Well, it's real low - but it is not as low as it was expected to be.
Economists had expected a continued fall in the rate, with predictions it may get down to 3%. However, the view after the figures were released was that the Omicron outbreak may have thrown figures around a little.
The big story is wage rises - and the figures show these are really starting to get some traction. Obviously the fear is that this could start a wage and price rise spiral.
Stats NZ says the cost of labour rose 3.1% over the course of the year, which is up from 2.8% in December. Average hourly wages rose 4.8%, while average private sector hourly wages rose 5.3%.
ANZ economist Finn Robinson and chief economist Sharon Zollner said wage growth "has increased markedly", with productivity-adjusted private sector labour costs up 3.1% y/y (2.8% previously), unadjusted labour costs up 5.0% (4.5% previously), and average hourly earnings lifting 5.3% y/y (4.1% previously).
"All three wage growth figures are clearly still far behind Q1’s 6.9% CPI inflation print – but are accelerating faster than we expected," they said.
"For the RBNZ [Reserve Bank], which had pencilled in a 3.1% lift in private sector labour costs in the February MPS [Monetary Policy Statement], this data will confirm that the labour market will be a key driver of domestic inflation pressures over 2022.
"This will require ongoing interest rate hikes to bring labour demand back in line with labour supply and nip a potential wage-price spiral in the bud. That’s consistent with our expectation for a 50bp hike in [the Official Cash Rate in] May."
They say that should the tightening Australian labour market lure a significant number of Kiwis overseas (a serious risk), then the labour market may tighten even further.
"This is a highly inflationary process, given that productivity is not rising as quickly as wages. That means firms will have to pass on higher wages in the prices they charge – potentially generating an ongoing cycle of higher wages and higher prices.
"In turn, that would mean any benefit workers may expect from a tight labour market is simply eaten away by inflation.
"So the RBNZ needs to get ahead of this pernicious cycle by continuing to quickly raise the OCR (including a second 50bp hike in May). It won’t be fun, and highly indebted households could struggle. But letting domestic inflation spiral would have far worse consequences."

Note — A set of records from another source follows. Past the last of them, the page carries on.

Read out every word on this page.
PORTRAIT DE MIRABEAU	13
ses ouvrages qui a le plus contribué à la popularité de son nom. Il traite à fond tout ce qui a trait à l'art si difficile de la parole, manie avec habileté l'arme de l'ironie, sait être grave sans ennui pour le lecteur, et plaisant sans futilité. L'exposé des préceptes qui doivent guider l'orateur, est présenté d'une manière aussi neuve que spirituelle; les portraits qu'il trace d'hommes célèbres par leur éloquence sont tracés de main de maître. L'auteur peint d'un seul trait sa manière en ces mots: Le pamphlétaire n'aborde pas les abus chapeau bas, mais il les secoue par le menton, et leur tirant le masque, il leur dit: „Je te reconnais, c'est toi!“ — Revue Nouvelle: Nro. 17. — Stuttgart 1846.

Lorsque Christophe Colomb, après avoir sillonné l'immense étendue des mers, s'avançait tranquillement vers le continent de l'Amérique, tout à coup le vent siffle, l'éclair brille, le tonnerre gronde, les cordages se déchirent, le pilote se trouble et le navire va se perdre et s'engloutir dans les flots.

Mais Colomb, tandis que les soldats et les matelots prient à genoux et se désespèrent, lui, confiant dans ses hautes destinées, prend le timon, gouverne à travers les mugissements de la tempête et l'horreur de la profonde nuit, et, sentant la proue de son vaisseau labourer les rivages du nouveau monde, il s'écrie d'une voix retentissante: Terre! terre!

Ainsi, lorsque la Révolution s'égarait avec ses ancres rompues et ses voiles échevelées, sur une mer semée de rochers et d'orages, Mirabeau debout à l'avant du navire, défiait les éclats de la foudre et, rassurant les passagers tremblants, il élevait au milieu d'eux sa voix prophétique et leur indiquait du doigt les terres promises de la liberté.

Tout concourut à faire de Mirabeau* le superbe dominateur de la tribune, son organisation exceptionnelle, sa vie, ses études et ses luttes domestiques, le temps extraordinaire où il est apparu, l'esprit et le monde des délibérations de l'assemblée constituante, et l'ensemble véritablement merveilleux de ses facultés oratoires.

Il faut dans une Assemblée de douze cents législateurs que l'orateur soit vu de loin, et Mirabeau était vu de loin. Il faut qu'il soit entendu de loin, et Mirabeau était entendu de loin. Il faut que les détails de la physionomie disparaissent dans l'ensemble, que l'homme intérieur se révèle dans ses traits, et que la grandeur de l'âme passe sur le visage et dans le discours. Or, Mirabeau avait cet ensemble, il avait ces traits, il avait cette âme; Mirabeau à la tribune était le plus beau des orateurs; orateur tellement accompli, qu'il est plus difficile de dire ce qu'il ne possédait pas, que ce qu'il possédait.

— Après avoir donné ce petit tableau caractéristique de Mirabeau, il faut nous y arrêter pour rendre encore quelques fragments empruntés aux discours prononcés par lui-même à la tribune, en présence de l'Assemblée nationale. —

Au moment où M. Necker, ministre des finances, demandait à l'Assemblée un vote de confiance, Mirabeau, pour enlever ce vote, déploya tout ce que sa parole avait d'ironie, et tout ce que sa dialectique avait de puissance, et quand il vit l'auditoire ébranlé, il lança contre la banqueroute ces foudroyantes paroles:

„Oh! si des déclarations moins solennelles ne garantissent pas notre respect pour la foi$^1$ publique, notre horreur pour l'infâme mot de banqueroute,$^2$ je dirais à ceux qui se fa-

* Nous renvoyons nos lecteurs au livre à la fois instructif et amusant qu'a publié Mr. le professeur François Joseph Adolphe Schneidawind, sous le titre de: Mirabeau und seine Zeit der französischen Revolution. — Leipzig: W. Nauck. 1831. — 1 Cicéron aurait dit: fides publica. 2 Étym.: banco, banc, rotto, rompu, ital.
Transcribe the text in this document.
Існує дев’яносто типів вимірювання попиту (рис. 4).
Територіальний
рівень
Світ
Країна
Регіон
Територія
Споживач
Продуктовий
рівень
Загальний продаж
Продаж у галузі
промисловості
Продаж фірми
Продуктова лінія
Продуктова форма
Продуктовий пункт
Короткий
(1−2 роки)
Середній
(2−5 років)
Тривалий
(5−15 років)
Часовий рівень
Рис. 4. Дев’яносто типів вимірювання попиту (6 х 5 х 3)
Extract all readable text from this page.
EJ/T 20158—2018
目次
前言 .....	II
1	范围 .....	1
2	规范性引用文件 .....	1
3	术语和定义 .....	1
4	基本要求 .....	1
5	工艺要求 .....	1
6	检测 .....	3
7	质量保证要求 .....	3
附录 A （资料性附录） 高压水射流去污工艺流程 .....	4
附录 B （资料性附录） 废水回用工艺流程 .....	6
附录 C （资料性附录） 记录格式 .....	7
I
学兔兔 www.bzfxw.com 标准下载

Stats NZ's work and wellbeing statistics senior manager Becky Collett said the unemployment rate remains one of the lowest recorded since Stats NZ's Household Labour Force Survey series began in 1986.
In the March 2022 quarter, the:
- unemployment rate remained at 3.2%
- underutilisation rate was 9.3%
- employment rate fell to 68.6%
- average ordinary time hourly earnings rose to $36.18, up from $35.61 in the previous quarter.
The seasonally adjusted labour force participation rate was 70.9%, down slightly from 71.1% last quarter.
- For men, the labour force participation rate remained flat at 75.6% compared with last quarter.
- For women, the labour force participation rate was 66.4 percent, down slightly from 66.6% last quarter.
“Wage inflation is at its highest level since the March 2009 quarter,” Stats NZ's business prices delivery manager Bryan Downes said.
Wage inflation is the percentage change for all salary and wage rates (including overtime) in the adjusted Labour Cost Index, which measures changes in the cost of labour incurred by businesses, adjusting for changes in the quality, quantity, and type of work.
The unadjusted LCI, which includes price changes attributed to changes in the quality or type of work done, rose 4.8% in the year to the March 2022 quarter.
In the same period, average ordinary time hourly earnings, measured by the Quarterly Employment Survey (QES), rose 4.8% to reach $36.18. This figure is the mean value of wages and salaries paid per hour excluding overtime in jobs measured by the QES, so it can rise or fall as the type of work being done changes.